The Portuguese Epstein learned then still serves him well, helping him treat the large number of Portuguese-speaking patients in Cambridge, to which the family returned in 1980.

In the late 1980s he established HIV services and a travel clinic at the hospital. “That was a pivotal time, digesting what I had done in Mozambique, thinking about the environment and ecological systems and how they were related to human health,” he says.

As he began studying the relationships between these disparate elements, his focus shifted from the clinic toward more interdisciplinary projects. At the 1992 Earth Summit, a United Nations–sponsored meeting in Rio de Janeiro, Epstein suggested that warmer ocean temperatures enhanced large blooms of plankton harboring cholera bacteria, triggering the 1991 cholera outbreak in Peru (Biosystems 31, 209–221; 1993). The disease eventually spread to Mexico, killing 4,000 people and damaging the economies of several countries. Though thousands of journalists covered the summit, only the Wall Street Journal gave it any attention.

“That was a time when health and global environmental concerns really were not recognized at all,” Epstein says.

Despite strident skepticism about his theories, he continued his work, linking climate change to allergies, asthma and a range of diseases, including those caused by hantavirus and the West Nile virus.

Most recently, Epstein reported in June that if global carbon dioxide levels increase as predicted, ragweed pollen production will spike by as much as 55%, triggering allergies (Environ.

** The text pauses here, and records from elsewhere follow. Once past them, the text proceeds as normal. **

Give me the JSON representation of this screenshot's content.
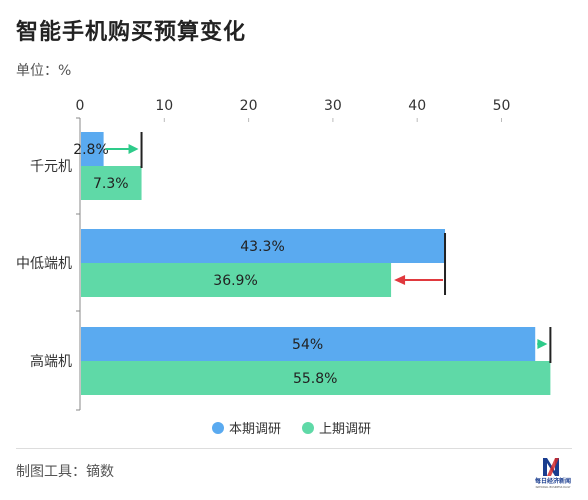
{
  "title": "智能手机购买预算变化",
  "unit_label": "单位：%",
  "footer": "制图工具：镝数",
  "logo": {
    "name": "每日经济新闻",
    "subtitle": "NATIONAL BUSINESS DAILY"
  },
  "colors": {
    "current": "#5aaaf0",
    "previous": "#5fd9a7",
    "increase": "#2ecb8a",
    "decrease": "#e0393e",
    "marker": "#222222"
  },
  "chart_data": {
    "type": "bar",
    "orientation": "horizontal",
    "title": "智能手机购买预算变化",
    "unit": "单位：%",
    "categories": [
      "千元机",
      "中低端机",
      "高端机"
    ],
    "series": [
      {
        "name": "本期调研",
        "values": [
          2.8,
          43.3,
          54
        ],
        "labels": [
          "2.8%",
          "43.3%",
          "54%"
        ]
      },
      {
        "name": "上期调研",
        "values": [
          7.3,
          36.9,
          55.8
        ],
        "labels": [
          "7.3%",
          "36.9%",
          "55.8%"
        ]
      }
    ],
    "x_ticks": [
      0,
      10,
      20,
      30,
      40,
      50
    ],
    "xlim": [
      0,
      58
    ],
    "legend": "bottom",
    "grid": false,
    "annotations": [
      {
        "category": "千元机",
        "from": 2.8,
        "to": 7.3,
        "direction": "increase"
      },
      {
        "category": "中低端机",
        "from": 43.3,
        "to": 36.9,
        "direction": "decrease"
      },
      {
        "category": "高端机",
        "from": 54,
        "to": 55.8,
        "direction": "increase"
      }
    ]
  }
}
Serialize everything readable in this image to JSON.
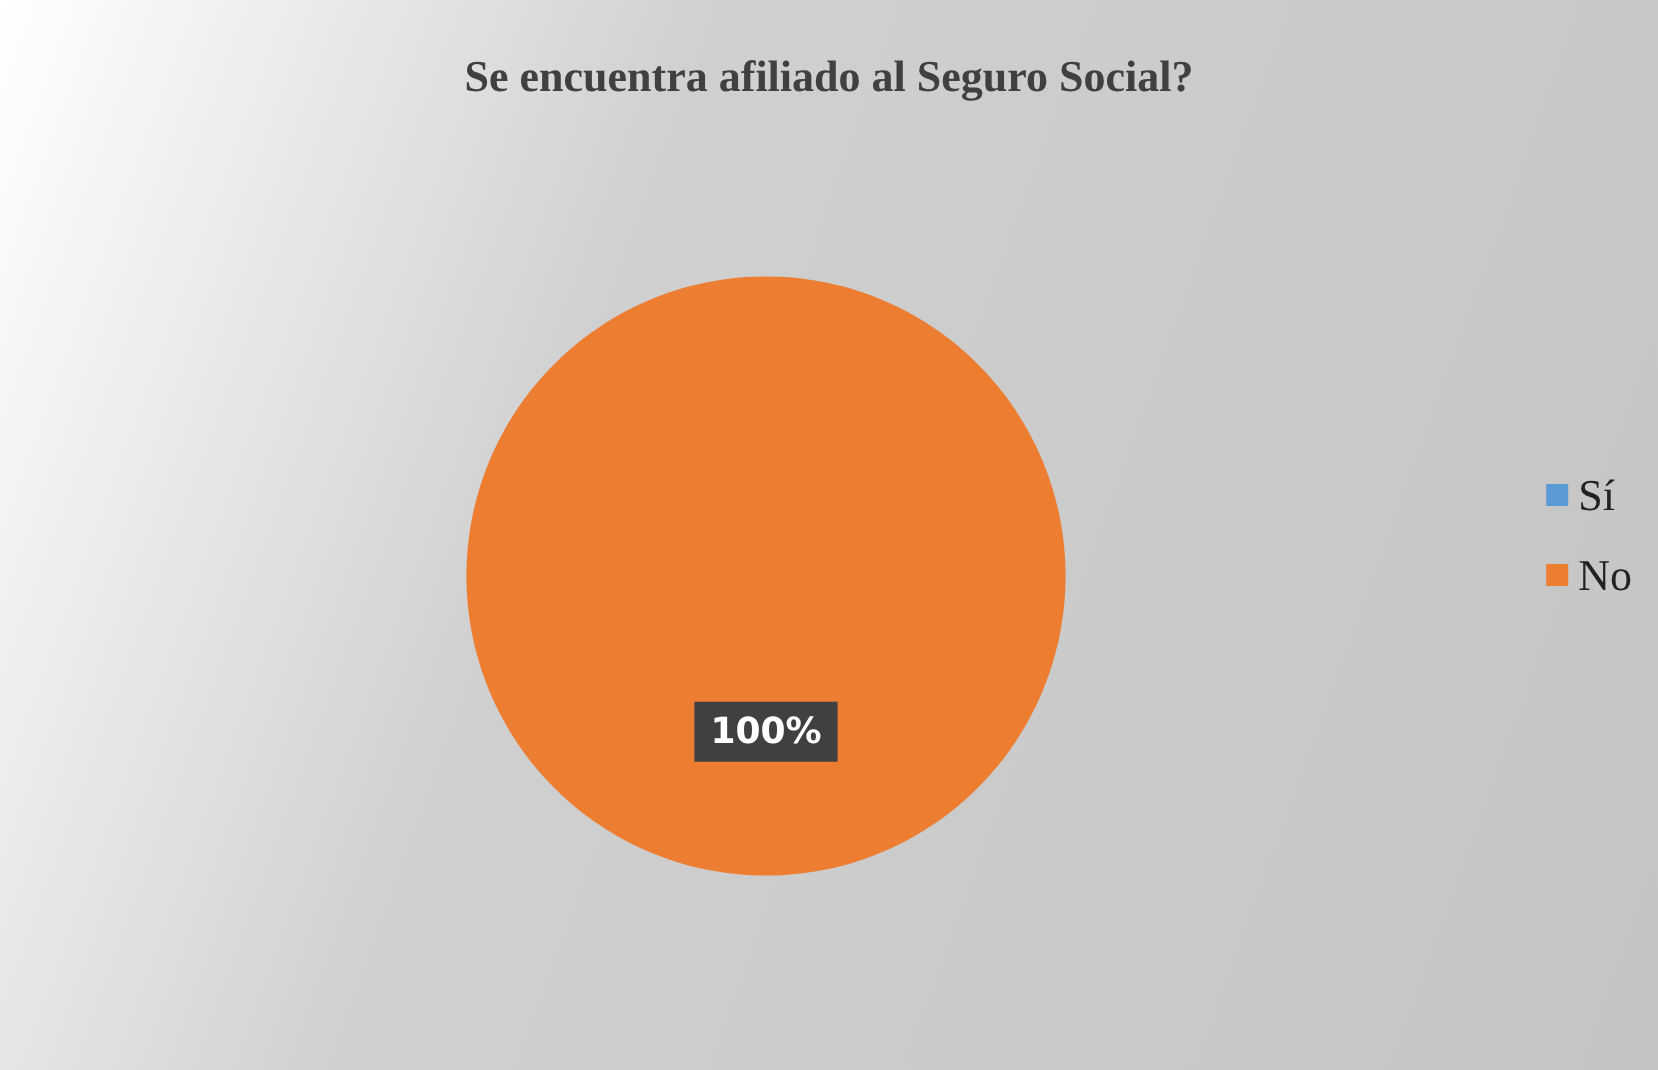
{
  "chart_data": {
    "type": "pie",
    "title": "Se encuentra afiliado al Seguro Social?",
    "categories": [
      "Sí",
      "No"
    ],
    "values": [
      0,
      100
    ],
    "colors": [
      "#5b9bd5",
      "#ed7d31"
    ],
    "value_labels": [
      null,
      "100%"
    ],
    "legend": "right"
  }
}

Health Perspect. 114, 865–869; 2006). “The direct impact of carbon dioxide on plants is having this unexpected side effect for public health,” he says.

But critics say Epstein tends to glaze over complex relationships.

“Yes, there's climate change; yes, it could have an impact on these diseases because they're temperature sensitive,” says Duane Gubler, who was director of the US Centers for Disease Control and Prevention's division of vector-borne diseases until 2004. “But it is an oversimplification to simply say that increased temperature is going to equate to increased disease incidence.”

Gubler, who is now director of the University of Hawaii's Asia-Pacific Institute of Tropical Medicine and Infectious Diseases, disagrees with Epstein so strongly that he says he hasn't picked up Scientific American since the magazine in 2000 ran an article written by Epstein.

The skepticism doesn't faze Epstein.

“There's always been criticism of anyone who associates anything with climate,” he says. The threat to human health and ecosystems is “sad and scary,” and it can be difficult to talk about, he adds. “I do believe that systems have resilience and they can recover, but we've got to back off.”